Teaches of Peaches | 2024
Merrill Beth Nisker é Peaches, artista queer canadense de electroclash que faz sua própria revolução feminista através da música. “Fuck the pain away!” é clamado pelo coro que acompanha seus shows, uma grande performance enérgica que não se incomoda com a nudez e abusa de fantasias divertidas de genitálias e seios para acompanhar o teor sexual de suas canções que nos dizem sim, mulheres podem falar sobre sexo e performar sobre eles, e que o sexo é, sim, tema para uma expressão artística fortíssima.
Teaches of Peaches, dirigido por Philipp Fussenegger e Judy Landkammer, passou pela 74ª Berlinale, onde ganhou, em terceiro lugar, o prêmio do público de melhor documentário de 2024, e faz parte da seleção do CPH:DOX deste ano, integrando a mostra Sound and Vision. O filme é uma homenagem à artista e à turnê de aniversário de 20 anos que a celebra em recordação de seu principal álbum, e traça sua história desde o início de sua carreira, quando lecionava música para crianças em uma creche, até os dias atuais, no auge de seu amadurecimento musical.
Apesar de homenagear a artista solo, Teaches of Peaches nunca deixa de dar importância à coletividade necessária para o sucesso de seu trabalho. Todas as pessoas que o documentário recorda tiveram e têm suas experiências pessoais e musicais com Peaches, compartilhando momentos de sua carreira em coproduções. A grande maioria das colaborações da artista são mulheres e pessoas queer, e essa representatividade é um dos impulsionadores claros de toda sua inspiração dentro dos palcos e fora deles. Vê-se que há uma preocupação em proporcionar conforto e acolhimento a todos que performam em seus shows, compostos por uma equipe de músicos, técnicos e dançarinos. “Ela administra essa bagunça” é o registro da capacidade de união da artista diante de um palco sempre deliciosamente caótico.
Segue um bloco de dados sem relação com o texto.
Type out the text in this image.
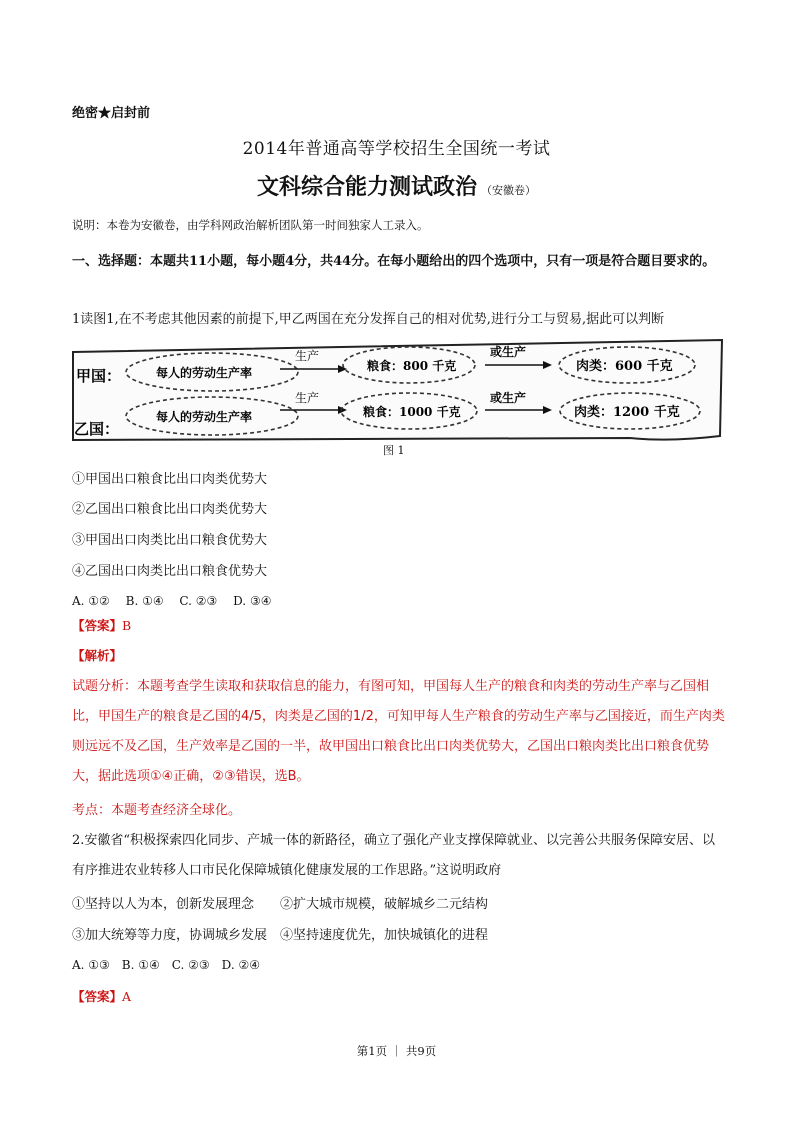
绝密★启封前
2014年普通高等学校招生全国统一考试
文科综合能力测试政治 （安徽卷）
说明：本卷为安徽卷，由学科网政治解析团队第一时间独家人工录入。
一、选择题：本题共11小题，每小题4分，共44分。在每小题给出的四个选项中，只有一项是符合题目要求的。
1读图1,在不考虑其他因素的前提下,甲乙两国在充分发挥自己的相对优势,进行分工与贸易,据此可以判断
甲国：	每人的劳动生产率
生产
粮食：800 千克
或生产
肉类：600 千克
乙国：
每人的劳动生产率
生产
粮食：1000 千克
或生产
肉类：1200 千克
图 1
①甲国出口粮食比出口肉类优势大
②乙国出口粮食比出口肉类优势大
③甲国出口肉类比出口粮食优势大
④乙国出口肉类比出口粮食优势大
A. ①②　 B. ①④　 C. ②③　 D. ③④
【答案】B
【解析】
试题分析：本题考查学生读取和获取信息的能力，有图可知，甲国每人生产的粮食和肉类的劳动生产率与乙国相比，甲国生产的粮食是乙国的4/5，肉类是乙国的1/2，可知甲每人生产粮食的劳动生产率与乙国接近，而生产肉类则远远不及乙国，生产效率是乙国的一半，故甲国出口粮食比出口肉类优势大，乙国出口粮肉类比出口粮食优势大，据此选项①④正确，②③错误，选B。
考点：本题考查经济全球化。
2.安徽省“积极探索四化同步、产城一体的新路径，确立了强化产业支撑保障就业、以完善公共服务保障安居、以有序推进农业转移人口市民化保障城镇化健康发展的工作思路。”这说明政府
①坚持以人为本，创新发展理念　　②扩大城市规模，破解城乡二元结构
③加大统筹等力度，协调城乡发展　④坚持速度优先，加快城镇化的进程
A. ①③　B. ①④　C. ②③　D. ②④
【答案】A
第1页 ｜ 共9页
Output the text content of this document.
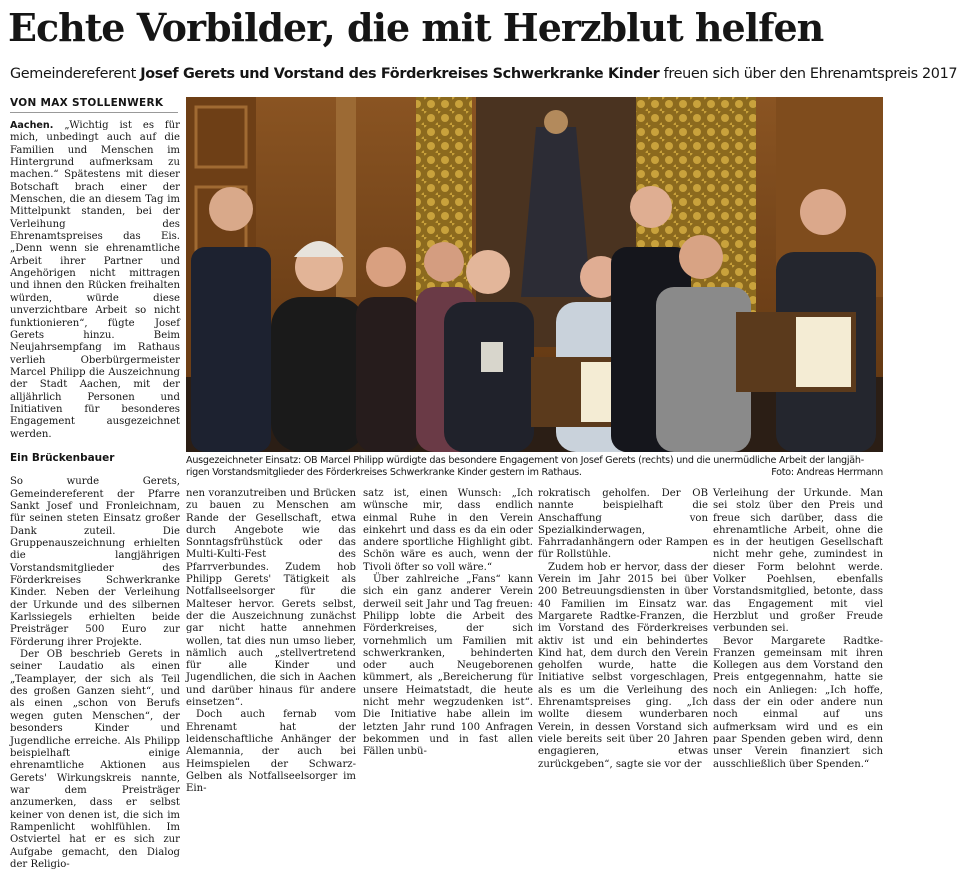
Echte Vorbilder, die mit Herzblut helfen

Gemeindereferent Josef Gerets und Vorstand des Förderkreises Schwerkranke Kinder freuen sich über den Ehrenamtspreis 2017

VON MAX STOLLENWERK

Aachen. „Wichtig ist es für mich, unbedingt auch auf die Familien und Menschen im Hintergrund aufmerksam zu machen.“ Spätestens mit dieser Botschaft brach einer der Menschen, die an diesem Tag im Mittelpunkt standen, bei der Verleihung des Ehrenamtspreises das Eis. „Denn wenn sie ehrenamtliche Arbeit ihrer Partner und Angehörigen nicht mittragen und ihnen den Rücken freihalten würden, würde diese unverzichtbare Arbeit so nicht funktionieren“, fügte Josef Gerets hinzu. Beim Neujahrsempfang im Rathaus verlieh Oberbürgermeister Marcel Philipp die Auszeichnung der Stadt Aachen, mit der alljährlich Personen und Initiativen für besonderes Engagement ausgezeichnet werden.

Ein Brückenbauer

So wurde Gerets, Gemeindereferent der Pfarre Sankt Josef und Fronleichnam, für seinen steten Einsatz großer Dank zuteil. Die Gruppenauszeichnung erhielten die langjährigen Vorstandsmitglieder des Förderkreises Schwerkranke Kinder. Neben der Verleihung der Urkunde und des silbernen Karlssiegels erhielten beide Preisträger 500 Euro zur Förderung ihrer Projekte.

Der OB beschrieb Gerets in seiner Laudatio als einen „Teamplayer, der sich als Teil des großen Ganzen sieht“, und als einen „schon von Berufs wegen guten Menschen“, der besonders Kinder und Jugendliche erreiche. Als Philipp beispielhaft einige ehrenamtliche Aktionen aus Gerets' Wirkungskreis nannte, war dem Preisträger anzumerken, dass er selbst keiner von denen ist, die sich im Rampenlicht wohlfühlen. Im Ostviertel hat er es sich zur Aufgabe gemacht, den Dialog der Religio-

Ausgezeichneter Einsatz: OB Marcel Philipp würdigte das besondere Engagement von Josef Gerets (rechts) und die unermüdliche Arbeit der langjäh-
rigen Vorstandsmitglieder des Förderkreises Schwerkranke Kinder gestern im Rathaus.	Foto: Andreas Herrmann

nen voranzutreiben und Brücken zu bauen zu Menschen am Rande der Gesellschaft, etwa durch Angebote wie das Sonntagsfrühstück oder das Multi-Kulti-Fest des Pfarrverbundes. Zudem hob Philipp Gerets' Tätigkeit als Notfallseelsorger für die Malteser hervor. Gerets selbst, der die Auszeichnung zunächst gar nicht hatte annehmen wollen, tat dies nun umso lieber, nämlich auch „stellvertretend für alle Kinder und Jugendlichen, die sich in Aachen und darüber hinaus für andere einsetzen“.

Doch auch fernab vom Ehrenamt hat der leidenschaftliche Anhänger der Alemannia, der auch bei Heimspielen der Schwarz-Gelben als Notfallseelsorger im Ein-

satz ist, einen Wunsch: „Ich wünsche mir, dass endlich einmal Ruhe in den Verein einkehrt und dass es da ein oder andere sportliche Highlight gibt. Schön wäre es auch, wenn der Tivoli öfter so voll wäre.“

Über zahlreiche „Fans“ kann sich ein ganz anderer Verein derweil seit Jahr und Tag freuen: Philipp lobte die Arbeit des Förderkreises, der sich vornehmlich um Familien mit schwerkranken, behinderten oder auch Neugeborenen kümmert, als „Bereicherung für unsere Heimatstadt, die heute nicht mehr wegzudenken ist“. Die Initiative habe allein im letzten Jahr rund 100 Anfragen bekommen und in fast allen Fällen unbü-

rokratisch geholfen. Der OB nannte beispielhaft die Anschaffung von Spezialkinderwagen, Fahrradanhängern oder Rampen für Rollstühle.

Zudem hob er hervor, dass der Verein im Jahr 2015 bei über 200 Betreuungsdiensten in über 40 Familien im Einsatz war. Margarete Radtke-Franzen, die im Vorstand des Förderkreises aktiv ist und ein behindertes Kind hat, dem durch den Verein geholfen wurde, hatte die Initiative selbst vorgeschlagen, als es um die Verleihung des Ehrenamtspreises ging. „Ich wollte diesem wunderbaren Verein, in dessen Vorstand sich viele bereits seit über 20 Jahren engagieren, etwas zurückgeben“, sagte sie vor der

Verleihung der Urkunde. Man sei stolz über den Preis und freue sich darüber, dass die ehrenamtliche Arbeit, ohne die es in der heutigen Gesellschaft nicht mehr gehe, zumindest in dieser Form belohnt werde. Volker Poehlsen, ebenfalls Vorstandsmitglied, betonte, dass das Engagement mit viel Herzblut und großer Freude verbunden sei.

Bevor Margarete Radtke-Franzen gemeinsam mit ihren Kollegen aus dem Vorstand den Preis entgegennahm, hatte sie noch ein Anliegen: „Ich hoffe, dass der ein oder andere nun noch einmal auf uns aufmerksam wird und es ein paar Spenden geben wird, denn unser Verein finanziert sich ausschließlich über Spenden.“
Teaches of Peaches é privilegiado pelo gosto da artista em filmar. Sempre a postos com sua Super 8, ela registrou momentos diversos de sua vida, shows, camarins, composições e pensamentos que são usados pelo filme. É interessante como, munido com esse vasto e rico material produzido pela própria Peaches, traça paralelos das fases musicais da artista costurando influências que a idade e o maior conforto financeiro exercem. Ao passo que, em uma filmagem do início de sua carreira, mostra-se como ela viajava com poucos pertences, imediatamente somos levados à atualidade, que traz uma Peaches carregando malas e mais malas, roupas e equipamentos variados. Fica evidente que com o sucesso, a simplicidade das coisas acaba por ser abandonada.
Peaches é canadense, mas quase toda sua vida e carreira pertence à Berlim, onde ela mora já há muitos anos. A premiação do público na 74ª Berlinale se justifica nessa relação de afeto entre a cidade e a artista. Folk, punk rock, electroclash, todos esses estilos musicais serviram à Peaches e sua mensagem de libertação sexual das mulheres, todos deram palco para que ela ocupasse com sua presença forte. A artista é muito berlinense, apesar de canadense, mas seu recado é universal.
A liberdade artística e a temática sexual, quando falada e performada por mulheres, ainda assusta a sociedade. O apetite sexual feminino espanta as pessoas. É justamente esse lugar de necessária afronta que Peaches ocupa. Tudo exala uma sexualidade muito bem humorada, sem, necessariamente, ser sensual. A artista diverte e se diverte ao colocar um balão gigante em formato de pênis jorrando um líquido leitoso na plateia, ou ainda, vestir seus músicos com um chapéu de clitóris. Essa é sua forma de protesto. Peaches mostra-se uma artista completa, e por isso, naturalmente política.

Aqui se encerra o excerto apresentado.